On top of the world…

Image courtesy of hywards/FreDigitalPhotos.net

Image courtesy of hywards/FreDigitalPhotos.net

Looks like Morgan Stanley’s Chairman and CEO James Gorman doesn’t need to polish his resume. The last of the big banks to announce their earnings this week, Morgan Stanley reported boffo numbers for its second quarter with major props going out to its wealth management and investment banking divisions. Net income rose to $1.86 billion – a 131% increase over last years $803 million. Its clients’ assets exceeded $2 trillion (note the “t”).

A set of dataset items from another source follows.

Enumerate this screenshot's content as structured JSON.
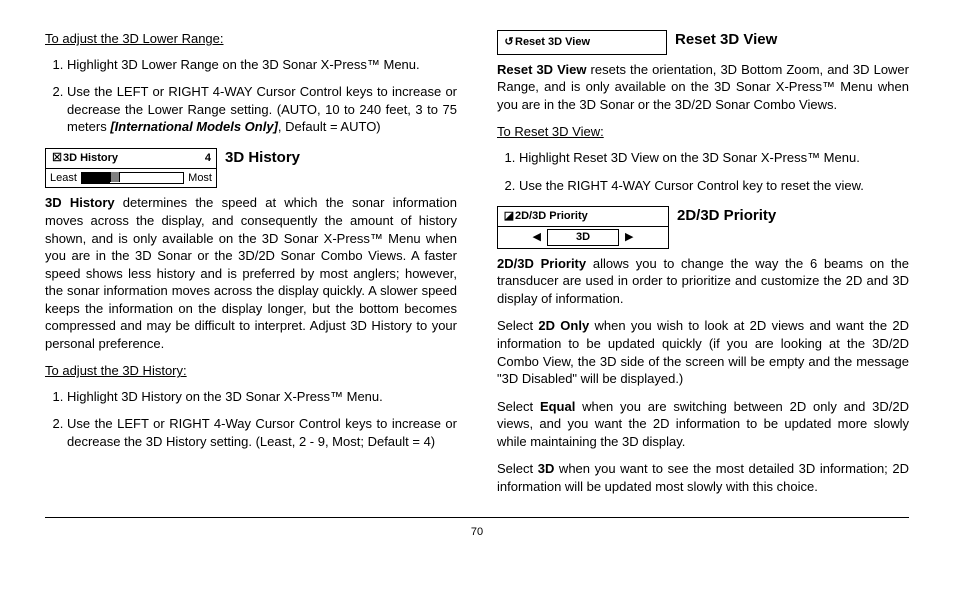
{
  "left": {
    "adjust_lower_title": "To adjust the 3D Lower Range:",
    "adjust_lower_steps": [
      "Highlight 3D Lower Range on the 3D Sonar X-Press™ Menu.",
      "Use the LEFT or RIGHT 4-WAY Cursor Control keys to increase or decrease the Lower Range setting. (AUTO, 10 to 240 feet, 3 to 75 meters "
    ],
    "adjust_lower_step2_italic": "[International Models Only]",
    "adjust_lower_step2_tail": ", Default = AUTO)",
    "history_widget": {
      "icon": "☒",
      "title": "3D History",
      "value": "4",
      "left_label": "Least",
      "right_label": "Most"
    },
    "history_heading": "3D History",
    "history_lead_bold": "3D History",
    "history_lead_rest": " determines the speed at which the sonar information moves across the display, and consequently the amount of history shown, and is only available on the 3D Sonar X-Press™ Menu when you are in the 3D Sonar or the 3D/2D Sonar Combo Views. A faster speed shows less history and is preferred by most anglers; however, the sonar information moves across the display quickly. A slower speed keeps the information on the display longer, but the bottom becomes compressed and may be difficult to  interpret. Adjust 3D History to your personal preference.",
    "adjust_history_title": "To adjust the 3D History:",
    "adjust_history_steps": [
      "Highlight 3D History on the 3D Sonar X-Press™ Menu.",
      "Use the LEFT or RIGHT 4-Way Cursor Control keys to increase or decrease the 3D History setting. (Least, 2 - 9, Most; Default = 4)"
    ]
  },
  "right": {
    "reset_widget": {
      "icon": "↺",
      "title": "Reset 3D View"
    },
    "reset_heading": "Reset 3D View",
    "reset_lead_bold": "Reset 3D View",
    "reset_lead_rest": " resets the orientation, 3D Bottom Zoom, and 3D Lower Range, and is only available on the 3D Sonar X-Press™ Menu when you are in the 3D Sonar or the 3D/2D Sonar Combo Views.",
    "reset_steps_title": "To Reset 3D View:",
    "reset_steps": [
      "Highlight Reset 3D View on the 3D Sonar X-Press™ Menu.",
      "Use the RIGHT 4-WAY Cursor Control key to reset the view."
    ],
    "priority_widget": {
      "icon": "◪",
      "title": "2D/3D Priority",
      "value": "3D",
      "left_arrow": "◀",
      "right_arrow": "▶"
    },
    "priority_heading": "2D/3D Priority",
    "priority_lead_bold": "2D/3D Priority",
    "priority_lead_rest": " allows you to change the way the 6 beams on the transducer are used in order to prioritize and customize the 2D and 3D display of information.",
    "p2_lead": "Select ",
    "p2_bold": "2D Only",
    "p2_rest": " when you wish to look at 2D views and want the 2D information to be updated quickly (if you are looking at the 3D/2D Combo View, the 3D side of the screen will be empty and the message \"3D Disabled\" will be displayed.)",
    "p3_lead": "Select ",
    "p3_bold": "Equal",
    "p3_rest": " when you are switching between 2D only and 3D/2D views, and you want the 2D information to be updated more slowly while maintaining the 3D display.",
    "p4_lead": "Select ",
    "p4_bold": "3D",
    "p4_rest": " when you want to see the most detailed 3D information; 2D information will be updated most slowly with this choice."
  },
  "page_number": "70"
}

Its earnings gain was helped by a $609 million tax benefit amd its profit margins for the first time hit 21%. All while rivals Citigroup, JP Morgan Chase and Bank of America posted lower than expected profits. Boohoo.

Toy-ing with earnings…

Image courtesy of Stuart Miles/FreeDigitalPhotos.net

Image courtesy of Stuart Miles/FreeDigitalPhotos.net

Looks like Barbie is not enjoying her fabulous fifties. The iconic buxom blond doll, which turned 55 this year, and its parent company, Mattel, are having a very bad second quarter with a 60% drop in revenue. It might have been worse were it not for Mattel’s Disney Frozen toys and its American Girl products. But Barbie, well she was down 15%. Apparently she’s not as relatable as her Monster High competitiors. Hot Wheels and Fisher-Price brands were also down. Net income for the toy company was $28.3 million – a far far cry from last year’s $73.3 million. But it wasn’t all Barbie’s fault. Mattel’s purchase of MEGA Brands, its attempt at competing with the Lego powerhouse, also put a dent in those figures.